Compared to conventional antibiotics, AgNPs act on multiple antibacterial targets, making it difficult for bacteria to develop resistance through single mutations or adaptive mechanisms15,78. Moreover, studies have shown that some antibacterial materials like AgNPs exhibit notable synergistic effects when combined with conventional antibiotics, a phenomenon known as “antibiotic synergism”, which significantly enhances antimicrobial performance79. One of our future research objectives is to develop multifunctional platforms combining AgNPs, photoactive antimicrobial materials, and antibiotics. Such strategies aim to reduce bacterial resistance, mitigate potential cytotoxicity of silver-based materials, and advance silver nanocomposites as leading candidates for next-generation broad-spectrum antimicrobial applications.

Conclusion

In response to the escalating global threat of AMR, this study presents a green, efficient, and scalable strategy for synthesizing AgNPs via gamma radiation-assisted reduction in aqueous media, using PVP or PVA as stabilizers. This approach eliminates the need for toxic chemical reducing agents and enables direct, sterile production of AgNPs, making it highly suitable for biomedical applications. Systematic investigations revealed that the choice of silver precursor and stabilizer critically influences the physicochemical properties and antimicrobial efficacy of AgNPs. Notably, AgNPs synthesized from Ag2SO4 exhibited smaller, more uniform particle sizes and superior optical properties compared to those derived from AgNO3 or AgClO4. Comprehensive characterization by TEM, UV-Vis, PXRD, FTIR, XPS, and DLS confirmed the crystalline structure, surface chemistry, and colloidal stability of the optimized AgNPs. PVP-AgNPs displayed a classic surface plasmon resonance at ~ 396 nm, a narrow size distribution (5–25 nm by TEM), and a hydrated diameter of ~ 33 nm. Both PVP- and PVA-stabilized AgNPs demonstrated excellent colloidal stability for at least 1 month at 4 °C. PVA-AgNPs showed enhanced long-term stability due to higher metallic silver content and stronger antioxidant protection.
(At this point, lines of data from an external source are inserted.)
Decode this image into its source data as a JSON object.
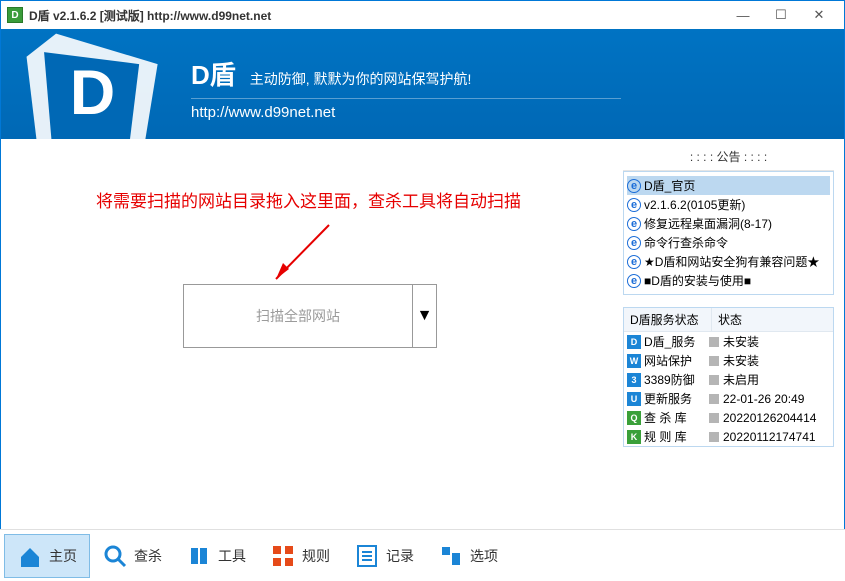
{
  "titlebar": {
    "appicon_glyph": "D",
    "title": "D盾 v2.1.6.2 [测试版] http://www.d99net.net"
  },
  "banner": {
    "title": "D盾",
    "slogan": "主动防御, 默默为你的网站保驾护航!",
    "url": "http://www.d99net.net"
  },
  "main": {
    "instruction": "将需要扫描的网站目录拖入这里面，查杀工具将自动扫描",
    "dropbox_text": "扫描全部网站",
    "dropbox_arrow": "▼"
  },
  "sidebar": {
    "notice_header": ": : : :   公告   : : : :",
    "notices": [
      {
        "text": "D盾_官页",
        "selected": true
      },
      {
        "text": "v2.1.6.2(0105更新)",
        "selected": false
      },
      {
        "text": "修复远程桌面漏洞(8-17)",
        "selected": false
      },
      {
        "text": "命令行查杀命令",
        "selected": false
      },
      {
        "text": "★D盾和网站安全狗有兼容问题★",
        "selected": false
      },
      {
        "text": "■D盾的安装与使用■",
        "selected": false
      }
    ],
    "status_header": {
      "col1": "D盾服务状态",
      "col2": "状态"
    },
    "services": [
      {
        "icon_color": "#1b85d6",
        "icon_glyph": "D",
        "name": "D盾_服务",
        "state": "未安装"
      },
      {
        "icon_color": "#1b85d6",
        "icon_glyph": "W",
        "name": "网站保护",
        "state": "未安装"
      },
      {
        "icon_color": "#1b85d6",
        "icon_glyph": "3",
        "name": "3389防御",
        "state": "未启用"
      },
      {
        "icon_color": "#1b85d6",
        "icon_glyph": "U",
        "name": "更新服务",
        "state": "22-01-26 20:49"
      },
      {
        "icon_color": "#3aa03a",
        "icon_glyph": "Q",
        "name": "查 杀 库",
        "state": "20220126204414"
      },
      {
        "icon_color": "#3aa03a",
        "icon_glyph": "K",
        "name": "规 则 库",
        "state": "20220112174741"
      }
    ]
  },
  "toolbar": {
    "items": [
      {
        "label": "主页",
        "icon": "home",
        "color": "#1b85d6",
        "active": true
      },
      {
        "label": "查杀",
        "icon": "search",
        "color": "#1b85d6",
        "active": false
      },
      {
        "label": "工具",
        "icon": "tools",
        "color": "#1b85d6",
        "active": false
      },
      {
        "label": "规则",
        "icon": "rules",
        "color": "#e64a19",
        "active": false
      },
      {
        "label": "记录",
        "icon": "list",
        "color": "#1b85d6",
        "active": false
      },
      {
        "label": "选项",
        "icon": "options",
        "color": "#1b85d6",
        "active": false
      }
    ]
  }
}
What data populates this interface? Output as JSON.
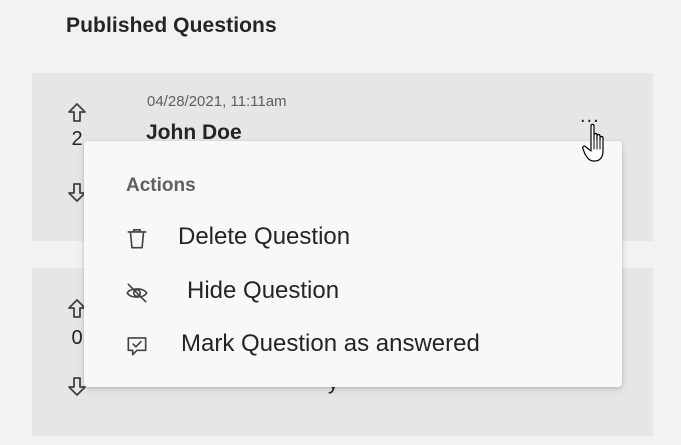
{
  "section": {
    "title": "Published Questions"
  },
  "questions": [
    {
      "timestamp": "04/28/2021, 11:11am",
      "author": "John Doe",
      "votes": "2"
    },
    {
      "votes": "0",
      "text_fragment": "y"
    }
  ],
  "menu": {
    "more_label": "...",
    "header": "Actions",
    "items": [
      {
        "label": "Delete Question",
        "icon": "trash-icon"
      },
      {
        "label": "Hide Question",
        "icon": "eye-off-icon"
      },
      {
        "label": "Mark Question as answered",
        "icon": "chat-check-icon"
      }
    ]
  }
}
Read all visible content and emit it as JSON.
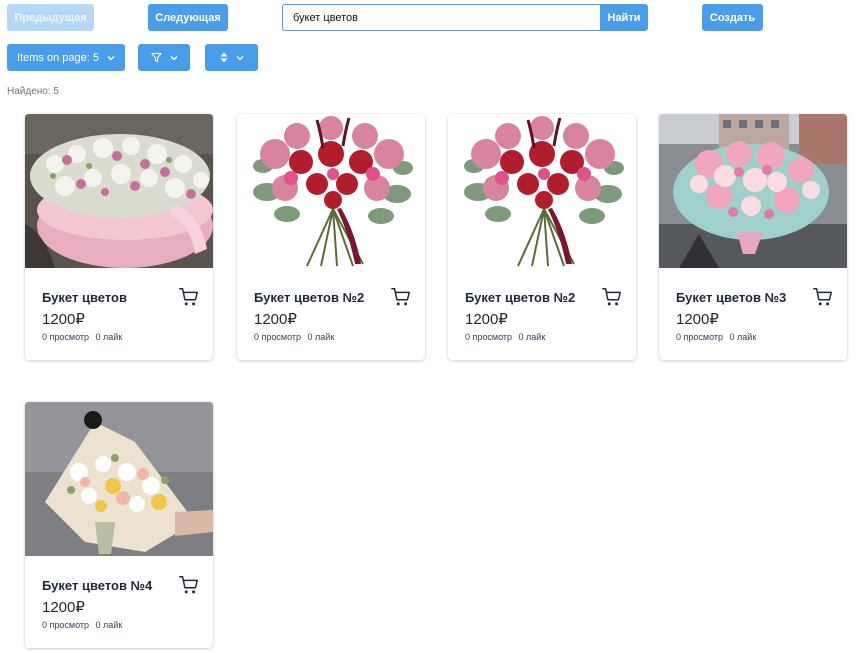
{
  "toolbar": {
    "prev_label": "Предыдущая",
    "next_label": "Следующая",
    "search_value": "букет цветов",
    "search_button": "Найти",
    "create_label": "Создать"
  },
  "filters": {
    "items_per_page_label": "Items on page: 5",
    "filter_icon": "funnel-icon",
    "sort_icon": "sort-icon"
  },
  "found_text": "Найдено: 5",
  "colors": {
    "accent": "#4a9de8",
    "accent_disabled": "#b6d7f5"
  },
  "products": [
    {
      "title": "Букет цветов",
      "price": "1200₽",
      "views": "0 просмотр",
      "likes": "0 лайк",
      "image": "pink-orchid-hatbox"
    },
    {
      "title": "Букет цветов №2",
      "price": "1200₽",
      "views": "0 просмотр",
      "likes": "0 лайк",
      "image": "red-pink-orchid-bouquet"
    },
    {
      "title": "Букет цветов №2",
      "price": "1200₽",
      "views": "0 просмотр",
      "likes": "0 лайк",
      "image": "red-pink-orchid-bouquet"
    },
    {
      "title": "Букет цветов №3",
      "price": "1200₽",
      "views": "0 просмотр",
      "likes": "0 лайк",
      "image": "pastel-roses-street"
    },
    {
      "title": "Букет цветов №4",
      "price": "1200₽",
      "views": "0 просмотр",
      "likes": "0 лайк",
      "image": "white-yellow-wrapped"
    }
  ]
}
Notably, both AgNPs composites exhibited potent, broad-spectrum antibacterial activity against clinically relevant Gram-positive (S. aureus) and Gram-negative (P. aeruginosa, E. coli) pathogens, with MICs as low as 0.5 mg/L for Gram-negative strains and 1–2 mg/L for S. aureus. The enhanced efficacy against Gram-negative bacteria is attributed to their thinner peptidoglycan layer, facilitating AgNPs penetration and bactericidal action. Overall, this work provides a robust theoretical and technical foundation for the green synthesis of high-performance, stable, and environmentally friendly AgNP-based antimicrobial materials. The gamma radiation-assisted method not only ensures precise control over NP properties and inherent sterility, but also paves the way for the development of next-generation antimicrobial platforms to combat AMR. The radiolytic process is reproducible, green and scalable and many industries in France and all over the world are selling irradiations for different application such as sterilizations of food, surgical materials and medicines.